O crédito é essencial à sociedade como gerador de renda e empregos. tem importância primordial na vida das pessoas (físicas ou jurídicas) que precisam deste para crescer, sobreviver e, ou, permanecerem solventes.
Atento ainda para o fato de que o Brasil tem a maior taxa de juros do mundo! Não existe tal exagero no preço do uso do capital nem em países desenvolvidos, nem nos países emergentes. Só esse fato já seria o bastante para questionar tal política monetária adotada.
Neste ínterim, como se vê na decisão da Ação de Inconstitucionalidade abaixo transcrita, vemos que a jurisprudência vem entendendo insustentável tal situação e tem decidido pela revogação de tal competência conferida ao CMN:
AI 544607 qo/sp, REL. Min. Sepúlveda Pertence, 24.5.2005. (AI-544607)
“ Revogação de Competência e Art. 25 do ADCT- 3- A Turma concluiu julgamento de recurso extraordinário, interposto por instituição financeira, em que se pretendia a desconstituição de acórdão que, embora reconhecendo não ser auto-aplicável o § 3º do art. 192 da CF, determinara a redução de juros ao montante de 12% ao ano, consoante disposto no Decreto 22626/33, por entender revogada, pelo art. 25 do ADCT, a Lei 4595/64, na parte em que outorga poderes ao Conselho Monetário Nacional para dispor sobre as taxas de juros bancários, razão pela qual o mencionado decreto teria voltado a viger em sua integralidade- v. Informativos 381 e 386. Por maioria, deu-se provimento ao recurso para determinar que o Tribunal a quo reaprecia a questão dos juros com base nas normas aplicáveis nas resoluções e circulares baixadas pelo Banco Central e vigentes na data da celebração do negócio jurídico. Entendeu-se não haver que se falar em revogação dessa lei, haja vista que, conforme se desprende da redação do art. 25, ADCT, o objeto da revogação, quando ultrapassado o prazo de 180 dias da promulgação da CF é a competência atribuída ou delegada a órgão do Poder Executivo pela legislação pré- constitucional e não as normas editadas quando vigente a delegação. Concluiu-se que as normas objeto dessa ação são válidas já que editadas dentro do prazo previsto na norma transitória, quando o Poder Executivo possuía competência para dispor sobre instituições financeiras e suas operações, sendo indiferente, para sua observância, Ter ou não havido a prorrogação prevista no art. 25 do ADCT. Vencidos os Ministros Marco Aurélio e Carlos Britto que negarem provimento ao recurso, por considerar que esta delegação conflita com o art. 25 do ADCT, porquanto ausente de razoabilidade a prorrogação sucessiva de leis elastecendo um prazo de 180 dias de forma indeterminada.”

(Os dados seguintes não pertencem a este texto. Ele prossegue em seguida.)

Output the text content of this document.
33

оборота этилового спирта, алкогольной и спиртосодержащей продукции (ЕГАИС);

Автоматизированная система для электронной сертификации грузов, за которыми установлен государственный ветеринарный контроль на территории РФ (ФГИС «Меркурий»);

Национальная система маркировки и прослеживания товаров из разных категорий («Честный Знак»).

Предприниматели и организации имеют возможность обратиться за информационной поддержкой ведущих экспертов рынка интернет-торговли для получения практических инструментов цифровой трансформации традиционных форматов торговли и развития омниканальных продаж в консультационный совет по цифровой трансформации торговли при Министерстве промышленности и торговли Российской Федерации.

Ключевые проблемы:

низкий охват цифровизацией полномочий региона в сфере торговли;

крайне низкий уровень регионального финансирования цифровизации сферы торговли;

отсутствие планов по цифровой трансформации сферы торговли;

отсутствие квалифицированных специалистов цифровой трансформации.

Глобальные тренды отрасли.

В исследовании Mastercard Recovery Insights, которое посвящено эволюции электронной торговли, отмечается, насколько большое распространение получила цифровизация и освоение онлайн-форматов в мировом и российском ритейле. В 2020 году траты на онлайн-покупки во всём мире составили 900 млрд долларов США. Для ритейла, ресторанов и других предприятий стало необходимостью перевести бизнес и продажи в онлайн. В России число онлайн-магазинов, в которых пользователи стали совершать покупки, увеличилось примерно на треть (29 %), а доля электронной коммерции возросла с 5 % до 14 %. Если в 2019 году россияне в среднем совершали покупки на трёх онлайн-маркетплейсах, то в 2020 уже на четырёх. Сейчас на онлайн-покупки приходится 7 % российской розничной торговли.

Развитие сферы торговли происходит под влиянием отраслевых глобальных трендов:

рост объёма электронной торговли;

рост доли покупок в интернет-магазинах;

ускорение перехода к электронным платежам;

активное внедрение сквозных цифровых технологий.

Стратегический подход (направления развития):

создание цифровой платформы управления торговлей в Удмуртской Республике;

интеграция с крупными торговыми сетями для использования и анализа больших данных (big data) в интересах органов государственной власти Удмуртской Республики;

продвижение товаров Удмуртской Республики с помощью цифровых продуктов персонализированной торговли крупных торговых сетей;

RE 286963/MG, rel. Min. Sepúlveda Pertence, 24.5.2005 (RE-286963)
Uma renovação firme das decisões dos magistrados, fazendo prevalecer a nossa tão ferida Carta Magna, e acolhendo assim, a aplicação do Decreto 22.236/33, por falta de lei complementar que regulamente o assunto, seria um bálsamo ao tão sofrido povo brasileiro.